Nvidia Senior Research Scientist, Jim Fan, has offered his perspective on the future of robotics and the search for a “scaling law” comparable to what we’ve observed with Large Language Models (LLMs). His insights highlight a crucial difference between the relatively straightforward scaling observed in LLMs and the significantly more complex landscape of robotics. He predicts it will take two to five years before we can fully understand how to scale robotics effectively.

“I think in the next two to five years, from a technical perspective, we will be able to fully study the embodied scaling law,” Fan said. He draws a comparison to the groundbreaking work on LLMs: “So, I think the biggest moment in large language models is the original Chinchilla scaling law. Basically, that exponential curve where you’re putting more compute, you scale the amount of data, you scale the number of parameters, and you would just see intelligence just going up exponentially.”
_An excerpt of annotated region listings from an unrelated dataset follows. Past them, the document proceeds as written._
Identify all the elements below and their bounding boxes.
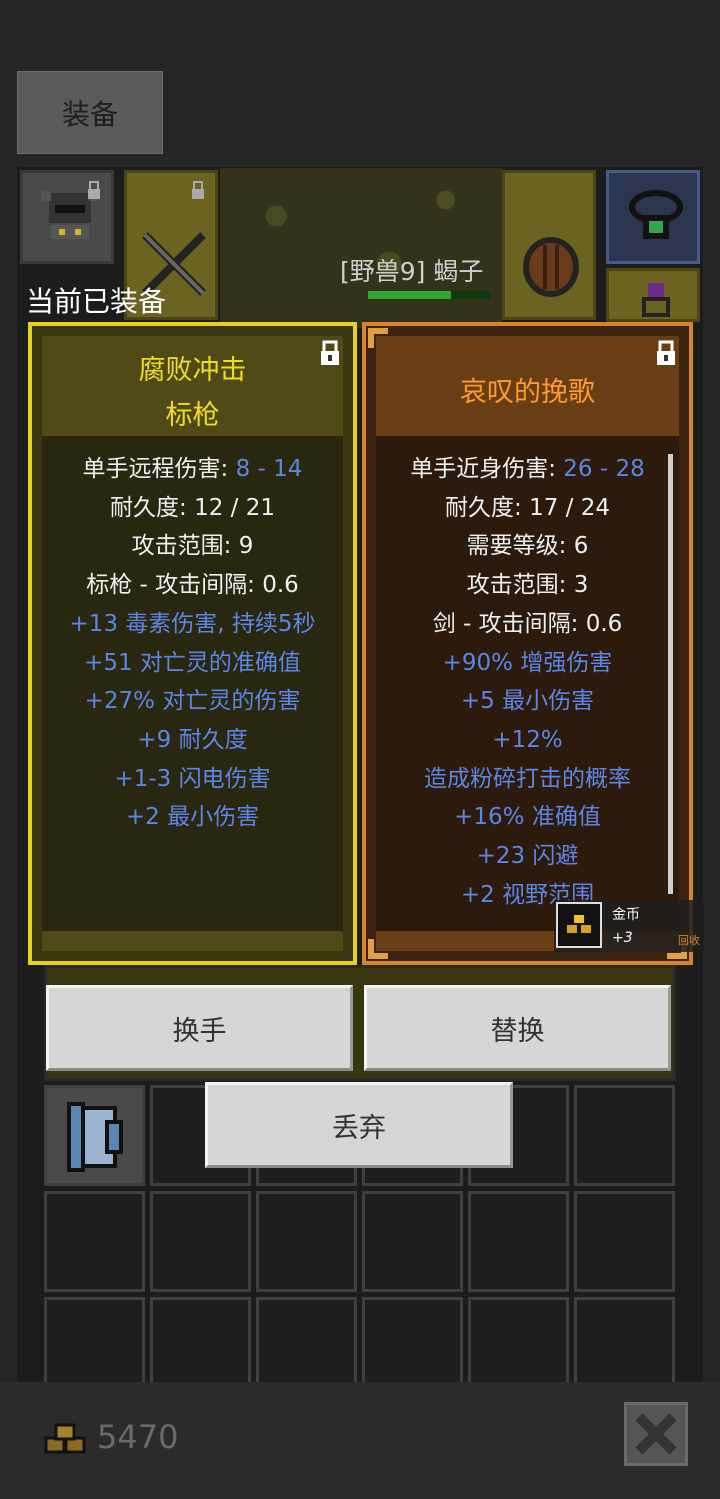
stat-line: 标枪 - 攻击间隔: 0.6 — [86, 572, 299, 599]
mod-line: +12% — [492, 726, 563, 753]
inventory-slot[interactable] — [362, 1191, 463, 1292]
lock-icon[interactable] — [655, 340, 677, 366]
corner-ornament-icon — [368, 939, 388, 959]
card-footer — [42, 931, 343, 951]
helmet-slot[interactable] — [20, 170, 114, 264]
lock-icon — [192, 181, 204, 199]
swap-hand-button[interactable]: 换手 — [46, 985, 353, 1071]
stat-line: 耐久度: 12 / 21 — [110, 494, 275, 521]
mod-line: +27% 对亡灵的伤害 — [84, 688, 301, 715]
amulet-icon — [629, 190, 683, 239]
stat-label: 单手远程伤害: — [82, 456, 236, 482]
scrollbar[interactable] — [668, 454, 673, 894]
ring-slot[interactable] — [606, 268, 700, 322]
section-label-equipped: 当前已装备 — [26, 285, 167, 318]
inventory-slot[interactable] — [468, 1191, 569, 1292]
close-icon — [635, 1413, 677, 1455]
gold-item-slot — [556, 902, 602, 948]
shield-icon — [523, 237, 579, 297]
tab-equipment[interactable]: 装备 — [17, 71, 163, 154]
mod-line: +5 最小伤害 — [460, 688, 595, 715]
mod-line: +9 耐久度 — [137, 726, 248, 753]
inventory-slot[interactable] — [150, 1191, 251, 1292]
item-name: 哀叹的挽歌 — [460, 377, 595, 408]
recycle-item-name: 金币 — [612, 907, 640, 923]
stat-line: 单手远程伤害: 8 - 14 — [32, 450, 353, 489]
lock-icon — [88, 181, 100, 199]
scroll-icon — [67, 1102, 123, 1172]
inventory-slot[interactable] — [574, 1191, 675, 1292]
stat-value: 26 - 28 — [563, 456, 645, 482]
item-name: 腐败冲击 — [138, 355, 247, 386]
discard-button[interactable]: 丢弃 — [205, 1082, 513, 1168]
replace-button[interactable]: 替换 — [364, 985, 671, 1071]
mod-line: +51 对亡灵的准确值 — [84, 649, 301, 676]
inventory-slot[interactable] — [256, 1191, 357, 1292]
mod-line: +23 闪避 — [476, 843, 579, 870]
mod-line: +2 最小伤害 — [125, 804, 260, 831]
close-button[interactable] — [624, 1402, 688, 1466]
stat-line: 需要等级: 6 — [466, 533, 589, 560]
inventory-slot-scroll[interactable] — [44, 1085, 145, 1186]
mod-line: +1-3 闪电伤害 — [114, 765, 271, 792]
corner-ornament-icon — [368, 328, 388, 348]
ring-icon — [642, 283, 670, 317]
gold-coins-icon — [565, 913, 593, 935]
stat-label: 单手近身伤害: — [410, 456, 564, 482]
gold-coins-icon — [44, 1423, 86, 1454]
amulet-slot[interactable] — [606, 170, 700, 264]
inventory-slot[interactable] — [574, 1085, 675, 1186]
mod-line: +90% 增强伤害 — [442, 649, 613, 676]
enemy-label: [野兽9] 蝎子 — [340, 257, 484, 286]
recycle-action[interactable]: 回收 — [678, 932, 700, 948]
inventory-slot[interactable] — [44, 1191, 145, 1292]
stat-line: 耐久度: 17 / 24 — [445, 494, 610, 521]
item-type: 标枪 — [165, 400, 220, 431]
recycle-popup[interactable]: 金币 +3 回收 — [554, 900, 704, 952]
mod-line: +16% 准确值 — [454, 804, 601, 831]
stat-line: 剑 - 攻击间隔: 0.6 — [432, 610, 623, 637]
item-stats: 单手近身伤害: 26 - 28 耐久度: 17 / 24 需要等级: 6 攻击范… — [366, 450, 689, 914]
gold-amount: 5470 — [97, 1418, 179, 1456]
new-item-card: 哀叹的挽歌 单手近身伤害: 26 - 28 耐久度: 17 / 24 需要等级:… — [362, 322, 693, 965]
mod-line: 造成粉碎打击的概率 — [424, 765, 631, 792]
stat-value: 8 - 14 — [235, 456, 303, 482]
stat-line: 攻击范围: 9 — [131, 533, 254, 560]
mod-line: +13 毒素伤害, 持续5秒 — [69, 610, 316, 637]
stat-line: 攻击范围: 3 — [466, 572, 589, 599]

This straightforward relationship, however, doesn’t translate neatly to the world of robots. Fan explains, “I don’t think we have anything like that for robotics yet, because the scaling law is so complicated for robotics. Right? You can scale across model, you can scale across the hardware fleet — the real robot data. And how about the simulation data scaling law? How about the internet data scaling law? How about the neural simulation scaling law as you are generating lots of videos?”

The multitude of factors influencing robotic performance makes identifying a single, unifying scaling law a considerable challenge. Fan believes this complexity is precisely why focused research in the coming years is crucial. He expresses optimism that this research will yield significant results: “So we will be able to study all of these things so that perhaps, you know, five years from now, or sooner from then, we’ll have that plot on the screen that, you know, exactly how many GPUs you buy and how much better your robot world will be. So we [will] answer that question quantitatively very soon.”

Fan’s projection of a two-to-five-year timeframe for unraveling the robotics scaling law suggests a period of intense research and experimentation. Unlike the relatively clear path observed with LLMs, where increasing compute and data generally leads to better performance, robotics presents a multi-dimensional challenge. The interplay between real-world data, simulated environments, cross-modal learning, and the sheer diversity of robotic hardware creates a complex web of variables that need to be carefully untangled. The quest to understand this interplay and establish a predictable scaling law will likely drive innovation in data collection methods, simulation techniques, and hardware design within the robotics field. The promise of eventually having a clear roadmap, like the one LLMs currently benefit from, where resource investment directly translates to performance gains, holds immense potential for accelerating the development and deployment of more sophisticated and capable robots.